The company also gets very specific with customers about how long it will take its team to do things. “On business days, we’re usually done in under six hours, but we proactively advise customers if it is going to take longer,” he says.
“Yes” addiction. We all know how easy it is to go along with clients’ request for us to do something that’s a little off track. It’s natural to want to please them, but it can become a huge distraction. These entrepreneurs have resisted that temptation. “We could build dozens of websites, but that would affect our ability to provide fast support,” says McClafferty. “You will have to say no to a lot of easy revenue, but this will be worth it in the long run.”
Random calls. WP Curve decided not to offer phone support because the founders concluded it was easier to elicit the specific instructions and details their developers’ need from customers in writing. That gives their team time to focus on the parts of the business where they can bring the most value, like fixing clients’ blogs. “If you do need to talk to your clients, set a specific time aside each day to do so, but don’t stray from that,” McClafferty says.

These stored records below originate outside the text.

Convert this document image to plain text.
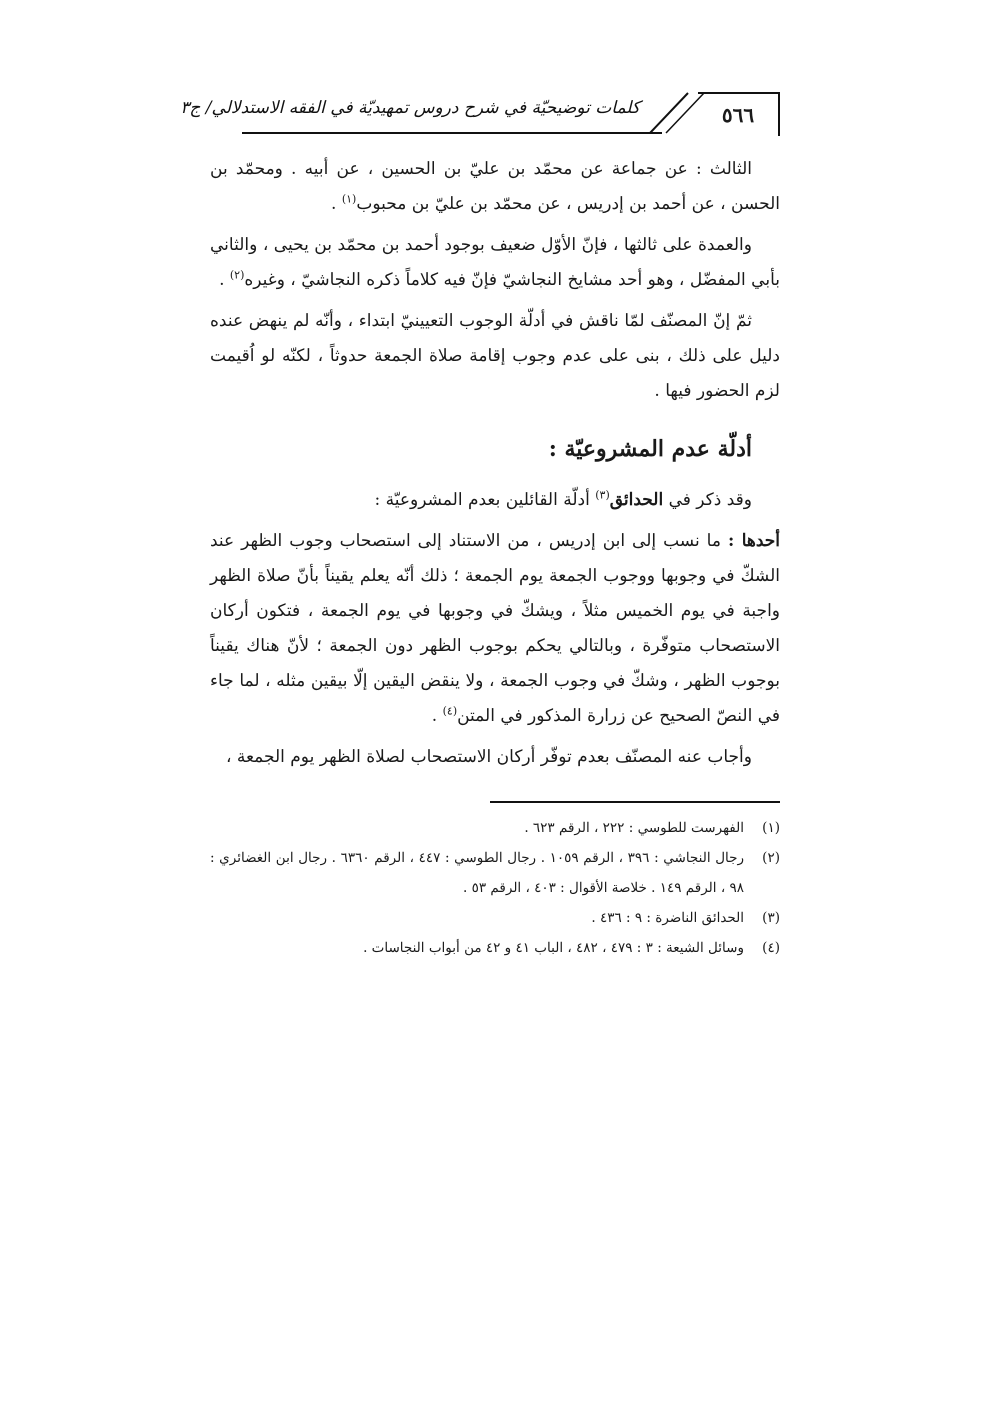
كلمات توضيحيّة في شرح دروس تمهيديّة في الفقه الاستدلالي/ ج٣	٥٦٦

الثالث : عن جماعة عن محمّد بن عليّ بن الحسين ، عن أبيه . ومحمّد بن الحسن ، عن أحمد بن إدريس ، عن محمّد بن عليّ بن محبوب$^{(١)}$ .

والعمدة على ثالثها ، فإنّ الأوّل ضعيف بوجود أحمد بن محمّد بن يحيى ، والثاني بأبي المفضّل ، وهو أحد مشايخ النجاشيّ فإنّ فيه كلاماً ذكره النجاشيّ ، وغيره$^{(٢)}$ .

ثمّ إنّ المصنّف لمّا ناقش في أدلّة الوجوب التعيينيّ ابتداء ، وأنّه لم ينهض عنده دليل على ذلك ، بنى على عدم وجوب إقامة صلاة الجمعة حدوثاً ، لكنّه لو اُقيمت لزم الحضور فيها .

أدلّة عدم المشروعيّة :

وقد ذكر في الحدائق$^{(٣)}$ أدلّة القائلين بعدم المشروعيّة :

أحدها : ما نسب إلى ابن إدريس ، من الاستناد إلى استصحاب وجوب الظهر عند الشكّ في وجوبها ووجوب الجمعة يوم الجمعة ؛ ذلك أنّه يعلم يقيناً بأنّ صلاة الظهر واجبة في يوم الخميس مثلاً ، ويشكّ في وجوبها في يوم الجمعة ، فتكون أركان الاستصحاب متوفّرة ، وبالتالي يحكم بوجوب الظهر دون الجمعة ؛ لأنّ هناك يقيناً بوجوب الظهر ، وشكّ في وجوب الجمعة ، ولا ينقض اليقين إلّا بيقين مثله ، لما جاء في النصّ الصحيح عن زرارة المذكور في المتن$^{(٤)}$ .

وأجاب عنه المصنّف بعدم توفّر أركان الاستصحاب لصلاة الظهر يوم الجمعة ،

(١)
الفهرست للطوسي : ٢٢٢ ، الرقم ٦٢٣ .
(٢)
رجال النجاشي : ٣٩٦ ، الرقم ١٠٥٩ . رجال الطوسي : ٤٤٧ ، الرقم ٦٣٦٠ . رجال ابن الغضائري : ٩٨ ، الرقم ١٤٩ . خلاصة الأقوال : ٤٠٣ ، الرقم ٥٣ .
(٣)
الحدائق الناضرة : ٩ : ٤٣٦ .
(٤)
وسائل الشيعة : ٣ : ٤٧٩ ، ٤٨٢ ، الباب ٤١ و ٤٢ من أبواب النجاسات .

Sometimes, he has concluded, clients may be so high-maintenance that it’s time to part ways. “Don’t be afraid to recommend they find a more suitable service,” he says.
Entropy. “For any effort you repeat more than once, create a process,” McLafferty recommends. “Your business is only as scalable as your systems and processes, so really sit down and walk step by step through each,” he says. WP Curve has, for instance, created processes for recruitment, emailing customers, fixing specific WordPress problems, finding content writers, promoting content and other tasks.
Butting heads. It’s easy for co-founders to clash if you don’t define clear roles and responsibilities. This due has taken a cue recommended by Hiten Shah, the founder of tech firm KISSMetrics, and adopted the “Batman and Robin” approach, where one of them takes the lead on any given project. In their case, McClafferty usually focuses on building relationships for the firm, while Booth does a deep dive into operations.
Isolation. Working remotely is great, but sitting alone in front of your computer can get lonely after a while, even if you chat with colleagues online. McClafferty recommends taking advantage of sites that help you stay plugged into the remote-working community like NomadList. The inspiration you need to keep scaling may be only a café away.